Now we are finally ready to merge both tables, using the `merge` function from pandas (given that the `join` function uses the column numbers to perform the join). To save up memory (we are kind of running short on that), we use the

In [0]:
merged = searches.merge(bookings, how='left', on=['Date', 'Origin', 'Destination', 'Seg1Date'], copy=False)

In [42]:
merged.head()

Unnamed: 0,Date,Origin,Destination,Seg1Date,searches_ID,pax,booking_ID
0,2013-01-01,TXL,AUH,2013-01-26,0,,
1,2013-01-01,ATH,MIL,2013-01-04,1,,
2,2013-01-01,ICT,SFO,2013-08-02,2,,
3,2013-01-01,RNB,ARN,2013-01-02,3,,
4,2013-01-01,OSL,MAD,2013-03-22,4,,


All the columns where there were no merges will have a NaN in the pax and booking_ID fields. To effectively count the number, we will count non NaN:

In [44]:
merged.dropna().groupby('searches_ID').count()

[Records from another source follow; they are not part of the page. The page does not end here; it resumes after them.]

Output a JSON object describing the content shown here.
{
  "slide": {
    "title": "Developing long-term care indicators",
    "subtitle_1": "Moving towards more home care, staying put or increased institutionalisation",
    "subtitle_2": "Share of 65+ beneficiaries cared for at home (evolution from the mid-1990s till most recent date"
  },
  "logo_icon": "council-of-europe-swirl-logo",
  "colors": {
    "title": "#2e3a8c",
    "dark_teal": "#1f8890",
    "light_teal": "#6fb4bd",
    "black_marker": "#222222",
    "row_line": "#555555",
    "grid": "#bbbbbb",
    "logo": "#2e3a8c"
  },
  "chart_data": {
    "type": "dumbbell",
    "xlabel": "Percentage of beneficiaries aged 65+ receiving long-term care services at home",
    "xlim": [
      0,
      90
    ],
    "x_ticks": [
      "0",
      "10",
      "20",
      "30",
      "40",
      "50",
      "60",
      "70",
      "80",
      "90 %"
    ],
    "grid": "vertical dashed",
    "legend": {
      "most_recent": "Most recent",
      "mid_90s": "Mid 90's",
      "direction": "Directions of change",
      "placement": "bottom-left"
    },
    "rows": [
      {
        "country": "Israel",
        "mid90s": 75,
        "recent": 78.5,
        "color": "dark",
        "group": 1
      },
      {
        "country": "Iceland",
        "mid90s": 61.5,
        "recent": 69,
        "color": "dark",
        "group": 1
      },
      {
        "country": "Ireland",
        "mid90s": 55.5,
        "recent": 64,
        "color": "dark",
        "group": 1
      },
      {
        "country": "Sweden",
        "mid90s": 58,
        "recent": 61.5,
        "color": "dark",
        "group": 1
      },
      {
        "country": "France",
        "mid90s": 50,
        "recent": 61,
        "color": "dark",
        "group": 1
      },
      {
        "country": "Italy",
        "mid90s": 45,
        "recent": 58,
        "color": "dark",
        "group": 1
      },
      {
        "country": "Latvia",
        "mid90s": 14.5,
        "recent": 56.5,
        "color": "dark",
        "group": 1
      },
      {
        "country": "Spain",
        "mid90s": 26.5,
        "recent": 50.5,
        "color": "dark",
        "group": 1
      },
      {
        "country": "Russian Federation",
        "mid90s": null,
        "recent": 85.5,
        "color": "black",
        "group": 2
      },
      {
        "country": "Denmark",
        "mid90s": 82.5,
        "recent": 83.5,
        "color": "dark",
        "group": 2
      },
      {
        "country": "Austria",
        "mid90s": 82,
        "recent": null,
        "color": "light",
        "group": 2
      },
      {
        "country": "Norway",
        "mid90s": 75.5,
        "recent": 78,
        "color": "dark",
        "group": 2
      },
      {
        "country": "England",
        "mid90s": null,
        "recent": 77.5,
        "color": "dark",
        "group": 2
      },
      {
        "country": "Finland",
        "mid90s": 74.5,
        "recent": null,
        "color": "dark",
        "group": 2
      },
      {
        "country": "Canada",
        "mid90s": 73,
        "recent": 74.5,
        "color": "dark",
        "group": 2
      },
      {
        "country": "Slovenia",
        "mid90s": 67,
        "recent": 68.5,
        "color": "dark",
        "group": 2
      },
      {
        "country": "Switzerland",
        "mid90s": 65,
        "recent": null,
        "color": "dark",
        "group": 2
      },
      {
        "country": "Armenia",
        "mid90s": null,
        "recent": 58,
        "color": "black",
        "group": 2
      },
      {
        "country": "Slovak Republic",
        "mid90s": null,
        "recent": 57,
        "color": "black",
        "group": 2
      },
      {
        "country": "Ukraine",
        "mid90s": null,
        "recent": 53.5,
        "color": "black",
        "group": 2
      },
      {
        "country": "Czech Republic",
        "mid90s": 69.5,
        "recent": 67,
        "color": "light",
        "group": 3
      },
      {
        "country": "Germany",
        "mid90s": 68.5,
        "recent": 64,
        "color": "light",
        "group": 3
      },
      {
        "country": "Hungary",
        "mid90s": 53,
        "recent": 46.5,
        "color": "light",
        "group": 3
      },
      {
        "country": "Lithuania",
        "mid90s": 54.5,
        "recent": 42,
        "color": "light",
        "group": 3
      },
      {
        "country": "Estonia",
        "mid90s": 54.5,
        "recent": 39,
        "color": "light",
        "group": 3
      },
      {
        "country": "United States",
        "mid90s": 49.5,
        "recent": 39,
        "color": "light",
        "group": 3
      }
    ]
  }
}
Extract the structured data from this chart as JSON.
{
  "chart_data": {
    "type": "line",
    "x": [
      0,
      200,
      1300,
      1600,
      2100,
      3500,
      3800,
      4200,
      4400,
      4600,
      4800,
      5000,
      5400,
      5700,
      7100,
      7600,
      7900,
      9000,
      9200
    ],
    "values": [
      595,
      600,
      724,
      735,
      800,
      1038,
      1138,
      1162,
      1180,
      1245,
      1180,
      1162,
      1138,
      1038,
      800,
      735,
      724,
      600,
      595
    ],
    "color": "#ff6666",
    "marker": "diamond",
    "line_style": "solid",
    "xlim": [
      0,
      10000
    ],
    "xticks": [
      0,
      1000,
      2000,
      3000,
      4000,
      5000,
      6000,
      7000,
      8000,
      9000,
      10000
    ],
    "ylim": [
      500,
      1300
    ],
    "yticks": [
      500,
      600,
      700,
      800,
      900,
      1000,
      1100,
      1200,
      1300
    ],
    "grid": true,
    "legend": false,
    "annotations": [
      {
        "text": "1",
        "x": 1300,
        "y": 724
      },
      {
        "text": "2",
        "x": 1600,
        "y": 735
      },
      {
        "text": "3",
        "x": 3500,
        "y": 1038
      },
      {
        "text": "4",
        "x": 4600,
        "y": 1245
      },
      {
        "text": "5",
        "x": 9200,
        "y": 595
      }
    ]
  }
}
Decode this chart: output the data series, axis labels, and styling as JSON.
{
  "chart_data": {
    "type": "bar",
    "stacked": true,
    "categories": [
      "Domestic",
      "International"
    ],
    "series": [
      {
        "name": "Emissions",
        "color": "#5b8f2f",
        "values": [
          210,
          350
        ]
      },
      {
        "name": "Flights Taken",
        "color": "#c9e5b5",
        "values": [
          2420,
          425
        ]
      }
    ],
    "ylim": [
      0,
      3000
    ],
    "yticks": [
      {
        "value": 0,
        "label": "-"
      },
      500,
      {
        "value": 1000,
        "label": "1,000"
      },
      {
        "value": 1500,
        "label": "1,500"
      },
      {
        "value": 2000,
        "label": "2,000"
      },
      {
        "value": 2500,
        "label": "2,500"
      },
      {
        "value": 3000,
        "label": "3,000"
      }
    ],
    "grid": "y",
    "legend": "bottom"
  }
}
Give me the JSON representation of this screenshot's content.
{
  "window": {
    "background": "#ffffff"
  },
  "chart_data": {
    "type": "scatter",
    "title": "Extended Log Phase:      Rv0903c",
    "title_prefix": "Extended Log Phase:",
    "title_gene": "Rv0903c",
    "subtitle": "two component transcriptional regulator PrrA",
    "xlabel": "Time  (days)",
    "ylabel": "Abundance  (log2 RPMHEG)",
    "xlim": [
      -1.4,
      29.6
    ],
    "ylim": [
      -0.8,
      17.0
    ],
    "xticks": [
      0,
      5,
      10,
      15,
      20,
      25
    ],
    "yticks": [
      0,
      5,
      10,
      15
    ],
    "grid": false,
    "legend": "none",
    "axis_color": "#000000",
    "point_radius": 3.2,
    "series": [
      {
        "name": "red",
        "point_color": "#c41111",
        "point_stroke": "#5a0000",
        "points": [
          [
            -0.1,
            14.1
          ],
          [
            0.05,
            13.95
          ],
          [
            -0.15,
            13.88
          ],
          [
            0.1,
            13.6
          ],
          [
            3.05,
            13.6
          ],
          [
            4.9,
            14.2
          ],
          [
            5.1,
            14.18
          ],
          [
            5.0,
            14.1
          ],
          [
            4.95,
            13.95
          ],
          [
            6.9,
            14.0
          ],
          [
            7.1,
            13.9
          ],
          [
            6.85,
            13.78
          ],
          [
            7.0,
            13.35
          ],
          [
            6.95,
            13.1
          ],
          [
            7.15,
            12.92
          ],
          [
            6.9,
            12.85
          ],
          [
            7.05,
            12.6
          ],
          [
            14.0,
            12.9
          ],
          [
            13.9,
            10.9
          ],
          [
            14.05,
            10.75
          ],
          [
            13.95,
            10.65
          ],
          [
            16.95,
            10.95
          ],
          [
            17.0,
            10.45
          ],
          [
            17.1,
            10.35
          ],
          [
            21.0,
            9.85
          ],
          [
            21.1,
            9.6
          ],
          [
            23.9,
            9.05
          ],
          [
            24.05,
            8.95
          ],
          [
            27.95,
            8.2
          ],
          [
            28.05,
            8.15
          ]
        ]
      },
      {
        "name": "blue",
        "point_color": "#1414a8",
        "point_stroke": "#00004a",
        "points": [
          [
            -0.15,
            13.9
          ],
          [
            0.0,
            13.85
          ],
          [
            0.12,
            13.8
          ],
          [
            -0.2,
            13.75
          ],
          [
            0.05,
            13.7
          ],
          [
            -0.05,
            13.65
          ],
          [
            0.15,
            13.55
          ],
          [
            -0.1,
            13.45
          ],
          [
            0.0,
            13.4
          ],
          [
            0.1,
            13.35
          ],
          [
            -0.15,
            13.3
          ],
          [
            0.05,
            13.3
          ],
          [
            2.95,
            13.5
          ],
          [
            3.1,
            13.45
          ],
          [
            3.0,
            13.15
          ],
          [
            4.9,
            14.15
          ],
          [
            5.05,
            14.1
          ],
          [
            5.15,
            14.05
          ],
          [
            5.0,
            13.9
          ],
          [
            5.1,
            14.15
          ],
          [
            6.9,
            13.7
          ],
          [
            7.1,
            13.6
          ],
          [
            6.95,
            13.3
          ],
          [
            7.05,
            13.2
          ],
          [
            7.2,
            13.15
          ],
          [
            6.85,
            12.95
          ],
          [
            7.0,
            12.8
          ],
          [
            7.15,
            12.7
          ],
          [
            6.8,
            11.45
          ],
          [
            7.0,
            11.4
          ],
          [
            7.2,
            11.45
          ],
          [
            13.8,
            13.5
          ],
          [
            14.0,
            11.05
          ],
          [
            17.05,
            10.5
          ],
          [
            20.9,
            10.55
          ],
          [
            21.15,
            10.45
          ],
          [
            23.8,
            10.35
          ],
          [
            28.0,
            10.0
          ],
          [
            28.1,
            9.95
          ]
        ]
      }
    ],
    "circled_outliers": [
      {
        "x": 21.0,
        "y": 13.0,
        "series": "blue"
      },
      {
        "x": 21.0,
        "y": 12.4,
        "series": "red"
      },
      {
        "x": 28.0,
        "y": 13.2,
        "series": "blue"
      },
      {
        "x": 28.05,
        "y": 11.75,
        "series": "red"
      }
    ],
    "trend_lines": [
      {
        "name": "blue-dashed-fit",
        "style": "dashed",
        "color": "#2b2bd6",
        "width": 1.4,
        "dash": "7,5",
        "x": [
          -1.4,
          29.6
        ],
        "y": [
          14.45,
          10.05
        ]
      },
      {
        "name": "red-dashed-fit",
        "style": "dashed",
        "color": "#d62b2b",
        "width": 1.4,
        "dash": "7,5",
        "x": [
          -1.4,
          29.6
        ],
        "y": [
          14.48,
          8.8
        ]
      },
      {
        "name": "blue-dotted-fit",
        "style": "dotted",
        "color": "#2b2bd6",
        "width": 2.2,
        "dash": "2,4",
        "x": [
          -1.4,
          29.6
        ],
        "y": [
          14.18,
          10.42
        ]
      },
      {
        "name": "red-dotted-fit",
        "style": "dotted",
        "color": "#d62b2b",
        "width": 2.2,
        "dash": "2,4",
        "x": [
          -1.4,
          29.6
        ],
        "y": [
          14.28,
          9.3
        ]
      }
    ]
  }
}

Unnamed: 0_level_0,Date,Origin,Destination,Seg1Date,pax,booking_ID
searches_ID,Unnamed: 1_level_1,Unnamed: 2_level_1,Unnamed: 3_level_1,Unnamed: 4_level_1,Unnamed: 5_level_1,Unnamed: 6_level_1
303,10,10,10,10,10,10
432,10,10,10,10,10,10
596,10,10,10,10,10,10
741,10,10,10,10,10,10
923,30,30,30,30,30,30
972,10,10,10,10,10,10
1150,10,10,10,10,10,10
1222,10,10,10,10,10,10
1841,10,10,10,10,10,10
1895,10,10,10,10,10,10


435k out of 20M, and only 37143 unique searches ended up in some kind of booking, clearly we were too restrictive! We will backtrack and get rid of the Seg1Date.